Ist es möglich, die Ukraine ohne den Einsatz von Waffen zu befrieden? Die pazifistische Theologin Margot Käßmann und der Militärbischof a. D. Sigurd Rink sind im Zeit-Interview unterschiedlicher Ansicht. Für Käßmann führt der Weg nur über Friedensverhandlungen.
Von Johannes Blöcher-Weil
Margot Käßmann und Sigurd Rink

Die evangelische Theologin Margot Käßmann lehnt die Lieferung von Waffen in die Ukraine vehement ab. Der Konflikt könne nur durch Friedensverhandlungen gelöst werden. Für diese Aussage werde sie zwar häufig als „dumm und naiv“ beschimpft. Trotzdem glaube sie, dass es der richtiger Weg sei. Sie sehne sich nach einem „Frieden ohne militärische Abschreckung“. Denn auch nach einem Krieg müsse es wieder nötig sein, mit Russland im Frieden zu leben.
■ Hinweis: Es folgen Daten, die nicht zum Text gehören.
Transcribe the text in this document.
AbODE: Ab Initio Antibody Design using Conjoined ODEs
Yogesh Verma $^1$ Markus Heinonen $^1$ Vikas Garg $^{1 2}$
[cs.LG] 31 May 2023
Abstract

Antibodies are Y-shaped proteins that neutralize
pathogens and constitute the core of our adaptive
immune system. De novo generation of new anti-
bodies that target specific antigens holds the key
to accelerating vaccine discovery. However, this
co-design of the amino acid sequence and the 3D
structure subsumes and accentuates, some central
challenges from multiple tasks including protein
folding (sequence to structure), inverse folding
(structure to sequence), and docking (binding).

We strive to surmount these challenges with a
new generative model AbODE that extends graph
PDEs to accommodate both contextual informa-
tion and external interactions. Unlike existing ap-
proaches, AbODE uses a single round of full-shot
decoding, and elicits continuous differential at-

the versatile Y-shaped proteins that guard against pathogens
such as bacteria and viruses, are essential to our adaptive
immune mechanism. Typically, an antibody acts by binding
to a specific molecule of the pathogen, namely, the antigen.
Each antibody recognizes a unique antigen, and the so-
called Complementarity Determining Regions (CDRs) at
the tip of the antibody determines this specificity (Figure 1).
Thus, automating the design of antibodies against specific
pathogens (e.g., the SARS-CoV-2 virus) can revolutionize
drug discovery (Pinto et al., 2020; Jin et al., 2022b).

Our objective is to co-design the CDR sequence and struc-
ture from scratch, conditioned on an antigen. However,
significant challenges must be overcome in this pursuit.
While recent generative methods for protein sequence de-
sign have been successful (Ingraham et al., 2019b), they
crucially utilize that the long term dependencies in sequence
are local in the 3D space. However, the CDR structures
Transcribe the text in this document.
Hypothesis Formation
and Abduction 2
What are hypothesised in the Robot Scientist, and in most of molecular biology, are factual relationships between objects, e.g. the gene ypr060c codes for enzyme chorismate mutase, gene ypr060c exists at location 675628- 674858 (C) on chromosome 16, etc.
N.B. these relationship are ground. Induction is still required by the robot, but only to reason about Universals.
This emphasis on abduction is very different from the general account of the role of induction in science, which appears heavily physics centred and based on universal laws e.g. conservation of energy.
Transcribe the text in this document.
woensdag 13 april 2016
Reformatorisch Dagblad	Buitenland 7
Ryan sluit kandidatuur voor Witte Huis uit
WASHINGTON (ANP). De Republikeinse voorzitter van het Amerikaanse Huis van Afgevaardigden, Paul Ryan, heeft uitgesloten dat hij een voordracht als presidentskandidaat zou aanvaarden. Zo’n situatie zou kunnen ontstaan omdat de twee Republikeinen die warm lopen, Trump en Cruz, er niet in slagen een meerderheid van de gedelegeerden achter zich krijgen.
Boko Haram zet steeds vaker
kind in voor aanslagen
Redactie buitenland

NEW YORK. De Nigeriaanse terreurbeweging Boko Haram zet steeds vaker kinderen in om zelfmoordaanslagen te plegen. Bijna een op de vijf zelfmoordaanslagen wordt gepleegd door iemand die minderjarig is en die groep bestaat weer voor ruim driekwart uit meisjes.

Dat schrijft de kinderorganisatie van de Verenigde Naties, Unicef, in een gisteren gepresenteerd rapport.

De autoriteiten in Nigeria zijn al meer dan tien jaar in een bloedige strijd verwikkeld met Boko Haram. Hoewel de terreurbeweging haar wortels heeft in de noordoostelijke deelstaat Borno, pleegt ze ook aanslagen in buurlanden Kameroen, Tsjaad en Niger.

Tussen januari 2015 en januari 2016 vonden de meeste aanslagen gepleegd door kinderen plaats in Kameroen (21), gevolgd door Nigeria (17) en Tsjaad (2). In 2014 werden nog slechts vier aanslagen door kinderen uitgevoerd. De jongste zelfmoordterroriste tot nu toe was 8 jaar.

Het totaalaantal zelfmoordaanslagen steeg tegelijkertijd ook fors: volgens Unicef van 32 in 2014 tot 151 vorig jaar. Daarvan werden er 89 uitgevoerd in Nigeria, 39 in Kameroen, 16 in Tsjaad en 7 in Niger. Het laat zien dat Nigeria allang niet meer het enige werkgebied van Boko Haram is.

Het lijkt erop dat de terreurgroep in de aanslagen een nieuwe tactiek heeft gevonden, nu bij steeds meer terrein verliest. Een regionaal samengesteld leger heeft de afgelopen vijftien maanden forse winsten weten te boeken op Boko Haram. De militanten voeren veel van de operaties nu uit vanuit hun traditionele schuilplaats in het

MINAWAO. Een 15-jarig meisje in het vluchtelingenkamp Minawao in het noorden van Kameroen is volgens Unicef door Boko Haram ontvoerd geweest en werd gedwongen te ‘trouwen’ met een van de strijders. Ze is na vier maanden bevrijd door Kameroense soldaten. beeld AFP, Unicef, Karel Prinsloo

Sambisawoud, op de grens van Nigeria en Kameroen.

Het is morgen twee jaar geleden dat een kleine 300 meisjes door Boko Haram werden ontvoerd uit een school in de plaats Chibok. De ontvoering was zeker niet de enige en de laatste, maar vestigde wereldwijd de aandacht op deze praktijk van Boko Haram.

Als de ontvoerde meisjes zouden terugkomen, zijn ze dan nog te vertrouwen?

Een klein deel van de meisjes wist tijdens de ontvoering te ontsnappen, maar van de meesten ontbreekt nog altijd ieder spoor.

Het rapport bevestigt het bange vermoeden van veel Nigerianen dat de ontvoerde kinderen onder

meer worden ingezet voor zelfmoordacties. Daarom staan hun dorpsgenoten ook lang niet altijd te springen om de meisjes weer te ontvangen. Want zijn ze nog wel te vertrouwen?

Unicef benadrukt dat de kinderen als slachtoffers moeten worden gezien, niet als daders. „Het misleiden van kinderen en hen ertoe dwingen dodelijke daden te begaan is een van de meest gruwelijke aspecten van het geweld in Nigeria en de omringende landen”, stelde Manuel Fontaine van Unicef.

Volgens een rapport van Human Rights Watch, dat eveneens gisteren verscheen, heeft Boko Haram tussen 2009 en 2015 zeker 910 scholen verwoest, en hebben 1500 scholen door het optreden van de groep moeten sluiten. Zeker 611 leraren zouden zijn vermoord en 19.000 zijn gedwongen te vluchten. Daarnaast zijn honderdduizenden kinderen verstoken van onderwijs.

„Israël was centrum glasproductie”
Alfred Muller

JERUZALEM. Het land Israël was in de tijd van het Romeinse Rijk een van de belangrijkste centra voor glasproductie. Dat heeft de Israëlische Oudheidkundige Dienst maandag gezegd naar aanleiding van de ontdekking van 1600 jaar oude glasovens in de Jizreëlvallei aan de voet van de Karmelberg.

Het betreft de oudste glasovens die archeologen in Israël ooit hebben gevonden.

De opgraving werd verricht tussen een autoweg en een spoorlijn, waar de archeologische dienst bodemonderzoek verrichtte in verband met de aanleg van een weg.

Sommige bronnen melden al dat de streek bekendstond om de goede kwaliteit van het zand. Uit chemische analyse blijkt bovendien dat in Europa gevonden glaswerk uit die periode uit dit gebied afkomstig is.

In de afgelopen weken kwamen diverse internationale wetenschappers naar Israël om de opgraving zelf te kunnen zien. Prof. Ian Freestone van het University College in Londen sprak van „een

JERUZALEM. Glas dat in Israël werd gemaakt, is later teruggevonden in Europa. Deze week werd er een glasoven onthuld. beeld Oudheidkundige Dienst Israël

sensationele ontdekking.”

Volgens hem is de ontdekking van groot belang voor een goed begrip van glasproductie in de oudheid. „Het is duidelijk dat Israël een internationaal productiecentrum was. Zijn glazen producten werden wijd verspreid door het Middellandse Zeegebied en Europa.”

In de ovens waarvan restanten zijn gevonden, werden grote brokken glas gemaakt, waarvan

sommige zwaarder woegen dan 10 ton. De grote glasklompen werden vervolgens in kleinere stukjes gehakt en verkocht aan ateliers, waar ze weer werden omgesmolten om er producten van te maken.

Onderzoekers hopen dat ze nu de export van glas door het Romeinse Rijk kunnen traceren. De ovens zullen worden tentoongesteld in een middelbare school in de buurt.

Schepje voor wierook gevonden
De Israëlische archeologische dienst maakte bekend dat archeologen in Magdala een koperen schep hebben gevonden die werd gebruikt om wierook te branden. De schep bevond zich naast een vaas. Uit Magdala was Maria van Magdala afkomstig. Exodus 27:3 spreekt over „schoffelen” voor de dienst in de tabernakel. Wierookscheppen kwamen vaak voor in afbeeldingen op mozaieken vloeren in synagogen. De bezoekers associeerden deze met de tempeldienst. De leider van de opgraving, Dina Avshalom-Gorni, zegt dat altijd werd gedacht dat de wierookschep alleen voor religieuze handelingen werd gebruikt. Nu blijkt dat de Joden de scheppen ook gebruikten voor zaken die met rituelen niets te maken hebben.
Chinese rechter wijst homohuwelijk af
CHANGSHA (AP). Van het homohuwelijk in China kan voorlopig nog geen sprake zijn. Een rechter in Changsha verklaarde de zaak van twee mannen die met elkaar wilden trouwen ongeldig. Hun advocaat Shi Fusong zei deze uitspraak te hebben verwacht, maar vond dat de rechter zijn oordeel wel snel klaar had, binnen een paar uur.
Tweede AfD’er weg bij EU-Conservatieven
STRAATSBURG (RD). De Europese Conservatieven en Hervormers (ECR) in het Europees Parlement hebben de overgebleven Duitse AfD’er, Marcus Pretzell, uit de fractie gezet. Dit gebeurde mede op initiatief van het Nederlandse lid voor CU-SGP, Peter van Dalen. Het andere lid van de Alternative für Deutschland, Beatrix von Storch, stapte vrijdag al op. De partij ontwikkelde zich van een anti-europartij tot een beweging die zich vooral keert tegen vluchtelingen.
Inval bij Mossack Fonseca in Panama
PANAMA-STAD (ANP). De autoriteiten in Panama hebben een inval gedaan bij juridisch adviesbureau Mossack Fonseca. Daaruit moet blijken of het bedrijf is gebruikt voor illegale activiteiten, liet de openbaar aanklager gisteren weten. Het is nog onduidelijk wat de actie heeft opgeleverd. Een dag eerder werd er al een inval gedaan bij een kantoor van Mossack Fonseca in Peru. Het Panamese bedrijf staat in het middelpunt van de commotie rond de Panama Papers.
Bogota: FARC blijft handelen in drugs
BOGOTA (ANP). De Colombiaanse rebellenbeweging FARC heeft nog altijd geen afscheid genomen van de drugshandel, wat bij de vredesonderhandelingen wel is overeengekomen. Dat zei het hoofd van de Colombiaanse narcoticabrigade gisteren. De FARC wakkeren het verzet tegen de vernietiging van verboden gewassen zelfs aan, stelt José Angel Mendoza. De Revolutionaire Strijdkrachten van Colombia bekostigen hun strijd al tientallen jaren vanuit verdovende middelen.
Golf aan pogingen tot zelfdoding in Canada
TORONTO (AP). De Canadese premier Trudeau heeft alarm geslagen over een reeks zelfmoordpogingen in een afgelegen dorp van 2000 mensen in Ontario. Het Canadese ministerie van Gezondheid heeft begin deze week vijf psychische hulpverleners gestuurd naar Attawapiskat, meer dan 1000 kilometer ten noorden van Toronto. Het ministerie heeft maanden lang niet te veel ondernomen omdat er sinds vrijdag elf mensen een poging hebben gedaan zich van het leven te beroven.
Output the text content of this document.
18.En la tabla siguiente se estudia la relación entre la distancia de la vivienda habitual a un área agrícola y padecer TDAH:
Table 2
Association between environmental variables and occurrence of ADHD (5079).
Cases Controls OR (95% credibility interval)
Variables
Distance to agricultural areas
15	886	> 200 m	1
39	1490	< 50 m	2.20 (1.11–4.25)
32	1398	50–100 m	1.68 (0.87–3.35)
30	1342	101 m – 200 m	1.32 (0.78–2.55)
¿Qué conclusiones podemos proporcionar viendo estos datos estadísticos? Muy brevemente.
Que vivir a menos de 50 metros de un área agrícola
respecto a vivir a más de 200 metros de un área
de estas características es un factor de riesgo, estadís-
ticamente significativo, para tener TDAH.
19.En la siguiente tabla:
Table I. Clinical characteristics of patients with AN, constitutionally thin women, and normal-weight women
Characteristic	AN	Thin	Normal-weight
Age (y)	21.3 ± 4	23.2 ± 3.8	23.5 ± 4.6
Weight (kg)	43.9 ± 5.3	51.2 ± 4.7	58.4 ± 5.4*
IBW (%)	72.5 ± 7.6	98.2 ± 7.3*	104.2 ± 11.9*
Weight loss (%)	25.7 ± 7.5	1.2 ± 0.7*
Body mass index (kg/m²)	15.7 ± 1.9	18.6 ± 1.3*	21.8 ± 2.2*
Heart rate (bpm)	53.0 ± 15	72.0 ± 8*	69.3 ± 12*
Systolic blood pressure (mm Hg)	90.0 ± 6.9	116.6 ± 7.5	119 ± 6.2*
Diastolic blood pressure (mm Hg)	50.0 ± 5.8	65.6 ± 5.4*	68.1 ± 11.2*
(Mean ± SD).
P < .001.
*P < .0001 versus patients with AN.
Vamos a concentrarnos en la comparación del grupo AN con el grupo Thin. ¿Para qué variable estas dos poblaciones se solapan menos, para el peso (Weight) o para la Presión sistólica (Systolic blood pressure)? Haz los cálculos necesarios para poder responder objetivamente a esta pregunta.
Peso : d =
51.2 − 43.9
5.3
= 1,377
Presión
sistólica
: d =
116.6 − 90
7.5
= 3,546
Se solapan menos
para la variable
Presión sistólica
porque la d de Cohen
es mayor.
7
Dies hat die frühere Ratsvorsitzende der Evangelischen Kirche in Deutschland (EKD) im gemeinsamen Interview mit dem früheren Militärbischof Sigurd Rink in der Wochenzeitung Die Zeit betont. Dieser sieht klare Grenzen des Pazifismus: „Ich glaube nicht, dass die Ukraine allein die Kraft hat, die Russen im Osten des Landes zurückzudrängen. Daraus kann ein jahrelanger Krieg mit hohen Verlusten entstehen.“ Bundeswehr-Einsätze hätten in der jüngeren Vergangenheit immer dazu gedient, mehr Gewalt zu verhindern.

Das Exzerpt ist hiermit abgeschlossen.